Une cérémonie marquante contre l’excision
Il y a des fillettes, assises, nerveuses, dans leur robe toute neuve sous le soleil de l’après-midi. Des musiciens, des gens qui dansent et de grands plateaux de mets. Des couteaux d’un autre temps, fabriqués à la main, et des lames de rasoir flambant neuves. Pour les 30 exciseuses traditionnelles, la cérémonie rappelle les grandes excisions rituelles qu’elles et leurs ancêtres organisaient depuis des siècles dans les forêts de ce petit pays d’Afrique de l’Ouest qu’est la Gambie.
Pourtant, cette fête de 2013 dans la petite bourgade de Wassu est l’exact opposé : les exciseuses sont venues ici proclamer solennellement leur renoncement à cette pratique. L’une après l’autre, elles s’avancent et jurent de ne plus jamais pratiquer d’excision, laissant tomber au sol les couteaux et les lames. Cette cérémonie semble marquer la fin d’une tradition ancestrale, mais aussi la fin d’une tradition effroyable.
Le parcours de Yassin Fatty
Yassin Fatty, présente ce jour-là, sera, dix ans plus tard, en 2023, la première exciseuse gambienne à être condamnée pour mutilation génitale féminine. En 2015, la Gambie a voté une loi interdisant l’excision, mais son application a longtemps fait défaut, et beaucoup de Gambiens continuent de soutenir cette pratique. L’arrestation et la condamnation de Yassin Fatty suscitent une vague de protestations à travers le pays.

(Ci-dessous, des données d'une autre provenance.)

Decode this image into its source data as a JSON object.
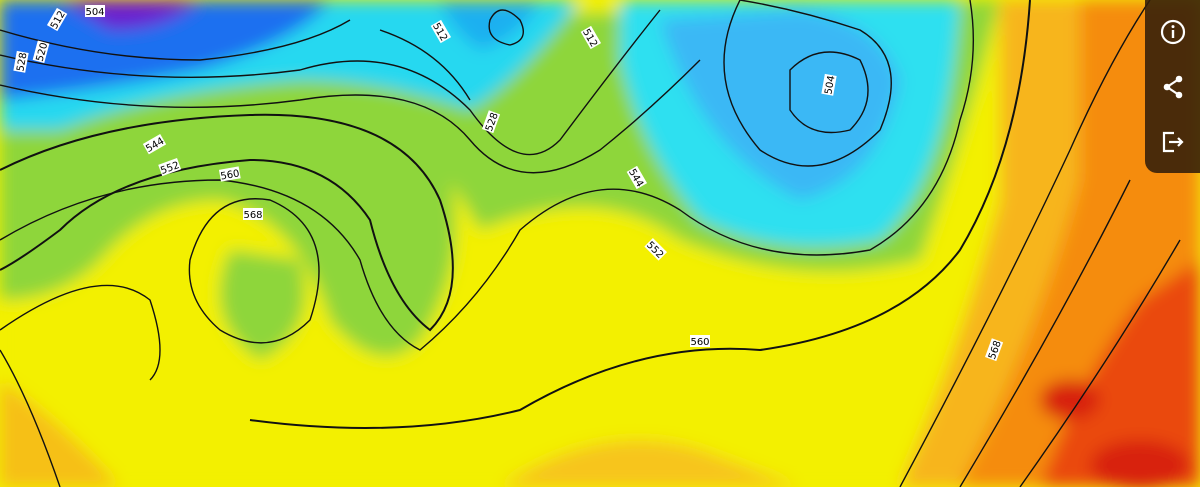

Des influences controversées
La trajectoire de Yassin Fatty est marquée par l’influence de deux hommes : un militant anti-mutilations aux motivations troubles et un imam célèbre qui prône la légalisation de l’excision. Ce contexte complexe rend la lutte contre cette pratique encore plus délicate.
Rencontre avec Yassin Fatty
En juillet 2024, nous nous rendons dans la campagne gambienne pour rencontrer Yassin Fatty. À midi, nous la trouvons endormie, allongée à l’ombre sur une natte, dans la ferme familiale du village de Bakadaji. À 96 ans, elle mérite bien une petite sieste.
Lors de notre discussion, entourée de son fils et de plusieurs petits-fils, elle déclare : *“Maintenant, ma seule tâche, c’est de manger”*, avant de demander à sa fille adoptive quand sera son prochain repas.
Tradition et croyances
À Bakadaji, un village soudé de la région de la Rivière centrale, les filles sont excisées depuis des générations. Yassin Fatty a fait partie des milliers d’exciseuses pratiquant cette activité. L’excision, qui consiste à retirer le clitoris et une partie des petites lèvres, est perçue par une partie de la population comme une nécessité pour préserver la pureté des filles, souvent considérées comme impures si elles ne sont pas excisées.
Perspectives familiales
Assis sur le sol de terre battue, un de ses petits-fils, Abdoulaye Cham, déclare que les filles sont également excisées pour les empêcher de tromper leur mari : *“Beaucoup de jeunes hommes doivent voyager et laisser leur épouse à la maison”*, ajoute-t-il. Cette perspective souligne les pressions culturelles et les justifications qui entourent l’excision dans cette région.